When she came home to Cape May, she took what little money she had – some $3,000 – to buy a clay oven of her own.
“I didn’t have this great vision, and I didn’t know I wanted to make a career out of it,” she says. “I figured if people want bread, I’ll bake it. If there’s no demand, I’ll close or pivot or change my business. I was young, and I didn’t overthink things. I just wanted to try it out.”
And it took off. Within a year, word-of-mouth had dubbed her the “Cape May Bread Lady.” The James Beard Awards – what many consider the gold standard of chef awards – named her a semifinalist for bakers across the country in 2017. “Not that I have any idea how they found out about me,” says Degener. For some, that would have prompted them to scale up the business. But she didn’t want to lose the simple lifestyle she came home from Europe to pursue.
“I do this because I get to come out here every day, be alone, make things with my hands that other people will enjoy and just live simply.”

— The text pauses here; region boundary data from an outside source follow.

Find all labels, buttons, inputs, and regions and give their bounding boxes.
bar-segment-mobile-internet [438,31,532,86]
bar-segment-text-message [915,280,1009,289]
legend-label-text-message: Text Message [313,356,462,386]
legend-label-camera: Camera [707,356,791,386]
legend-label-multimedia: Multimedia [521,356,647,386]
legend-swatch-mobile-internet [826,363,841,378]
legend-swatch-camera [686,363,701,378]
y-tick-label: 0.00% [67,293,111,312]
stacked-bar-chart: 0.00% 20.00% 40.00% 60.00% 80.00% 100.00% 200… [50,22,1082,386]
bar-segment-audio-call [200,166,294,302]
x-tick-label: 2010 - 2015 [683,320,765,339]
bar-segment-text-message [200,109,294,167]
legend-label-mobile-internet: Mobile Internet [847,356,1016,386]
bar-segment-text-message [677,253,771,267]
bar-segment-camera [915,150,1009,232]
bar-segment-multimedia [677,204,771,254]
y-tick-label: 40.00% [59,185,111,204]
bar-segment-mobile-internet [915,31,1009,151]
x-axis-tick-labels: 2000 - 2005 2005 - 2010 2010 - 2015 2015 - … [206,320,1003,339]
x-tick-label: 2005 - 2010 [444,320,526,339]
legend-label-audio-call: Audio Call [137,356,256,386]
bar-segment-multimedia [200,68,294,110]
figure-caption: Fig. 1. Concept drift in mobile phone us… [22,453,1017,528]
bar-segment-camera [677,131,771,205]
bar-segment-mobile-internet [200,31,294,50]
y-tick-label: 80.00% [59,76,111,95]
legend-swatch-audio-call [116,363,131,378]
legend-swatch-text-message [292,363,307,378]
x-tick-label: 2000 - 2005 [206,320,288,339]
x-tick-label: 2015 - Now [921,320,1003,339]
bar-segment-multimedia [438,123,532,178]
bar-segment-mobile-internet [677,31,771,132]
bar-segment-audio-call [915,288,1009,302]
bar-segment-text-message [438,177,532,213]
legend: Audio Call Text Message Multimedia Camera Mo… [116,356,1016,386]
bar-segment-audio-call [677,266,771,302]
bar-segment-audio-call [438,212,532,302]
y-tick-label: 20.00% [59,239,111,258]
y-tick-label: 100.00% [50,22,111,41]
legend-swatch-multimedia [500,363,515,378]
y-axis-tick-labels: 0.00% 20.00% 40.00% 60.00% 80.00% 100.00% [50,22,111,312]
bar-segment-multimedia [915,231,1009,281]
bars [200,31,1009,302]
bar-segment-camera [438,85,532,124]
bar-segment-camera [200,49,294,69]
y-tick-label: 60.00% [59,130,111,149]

Now that she has a baby and another on the way, her whole life is consumed by doing less, she says. The lessons she brought back from her WWOOF experience still hold true: there is “a beauty and happiness in simplicity,” she says.
WWOOF isn’t always meant to be a life-changing experience, Degener adds – it can just be a way to try something new for a day if that’s all you’re looking for. But for Degener and the women at Sunshine Farm, it’s had a lasting impact. “
Coronavirus really threw us for a loop and threatened everything we had,” says Mary. “But instead, we’ve found a way to grow. Without these people coming in, we never would have been able to do what we’re doing now. Not on this level. And we hope we’re giving them some good memories from South Jersey too.”